Am 04. Mai d.J. folgte dann das Ergebnis, und es platzte eine kleine Bombe: Über 55 Prozent der Beschäftigten bei Air France insgesamt lehnten den Vorschlag der Direktion eiskalt ab. (Vgl. bspw. http://www.lemonde.fr/economie/article/2018/05/05/le-vote-sanction-des-salaries-pousse-le-pdg-d-air-france-klm-a-la-demission_5294658_3234.html externer Link) Der bisherige Generaldirektor fraß, pardon: nahm daraufhin seinen Hut. Seitdem erfolgt allerdings ein wahres mediales Trommelfeuer, mit dem darauf hingewiesen werden soll, die Luftfahrtgesellschaft – 1993 privatisiert, zuvor staatlich – könne „untergehen“, durch die Konkurrenz alle gemacht werden, pleite machen, bankrott gehen, verschwinden. (Vgl. http://www.leparisien.fr/economie/air-france-peut-elle-vraiment-disparaitre-08-05-2018-7704492.php externer Link und http://bfmbusiness.bfmtv.com/entreprise/air-france-peut-elle-vraiment-disparaitre-1439565.html externer Link und http://video.lefigaro.fr/figaro/video/air-france-peut-elle-disparaitre/5785096385001/ externer Link und…) Auch die Regierung bläst eifrig in dieses Horn…

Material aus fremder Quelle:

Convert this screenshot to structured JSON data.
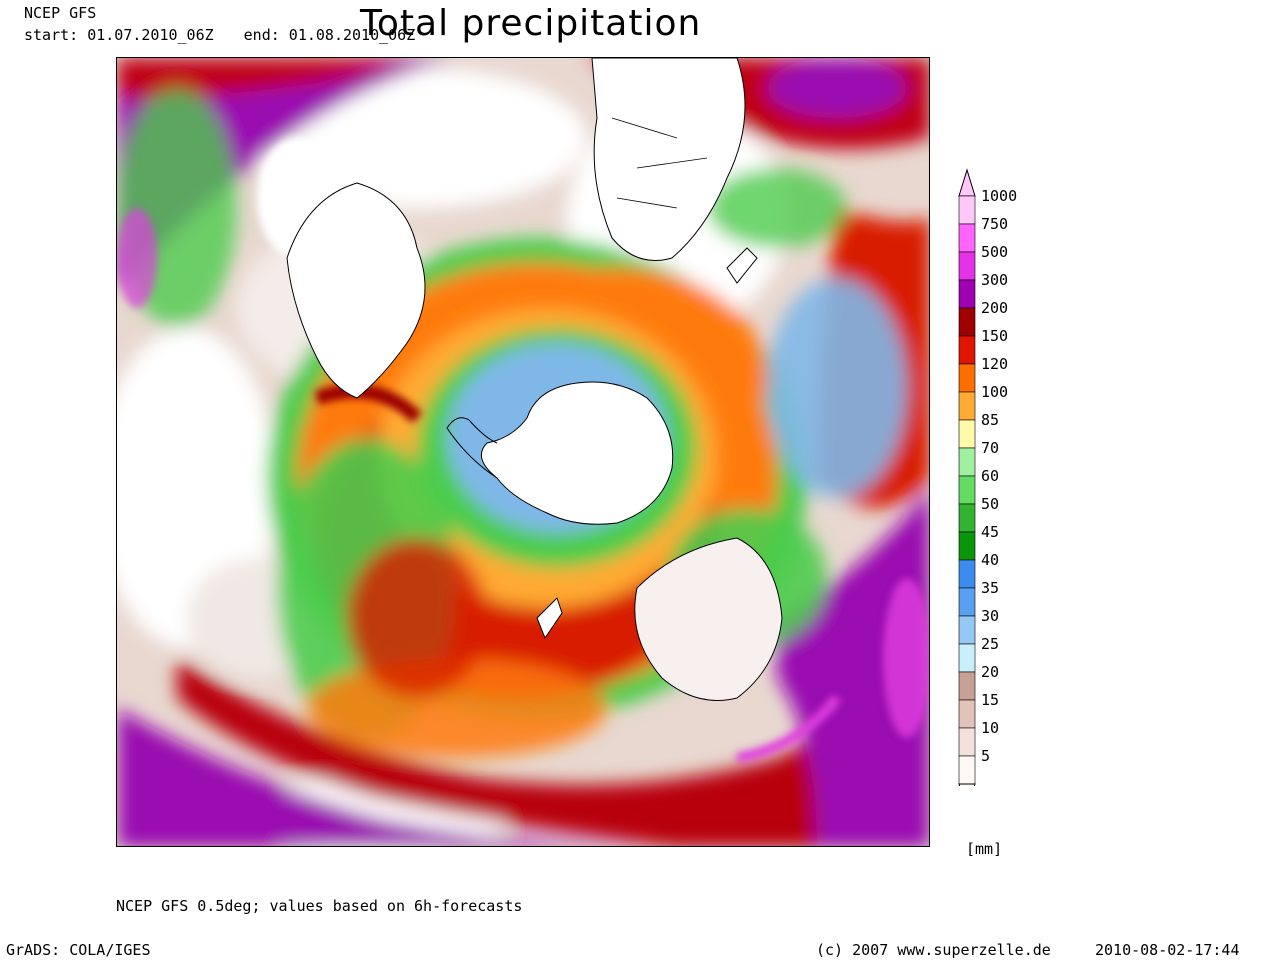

Auch bei der französischen Bahn wird, selbstredend, mit klaren Ergebnissen gegen die geplante Bahn„reform“ gerechnet. Zumal zwar die Regierung stetig beschwört, selbige solle nicht auf eine Privatisierung der französischen Eisenbahn hinauslaufen (vgl. http://www.lefigaro.fr/social/2018/05/14/20011-20180514ARTFIG00032-sncf-les-cheminots-appeles-aux-urnes.php externer Link) – jedoch durch die Medien durchgesickerte Gesprächsprotokolle ziemlich genau das Gegenteil beweisen. (Vgl. http://www.leparisien.fr/economie/reforme-de-la-sncf-le-document-qui-seme-le-trouble-13-05-2018-7713093.php externer Link und http://www.lemonde.fr/entreprises/article/2018/05/14/sncf-la-polemique-sur-un-projet-cache-de-privatisation-refait-surface_5298391_1656994.html externer Link sowie https://francais.rt.com/economie/50629-sncf-note-interne-evoquerait-privatisation-supression-lignes externer Link)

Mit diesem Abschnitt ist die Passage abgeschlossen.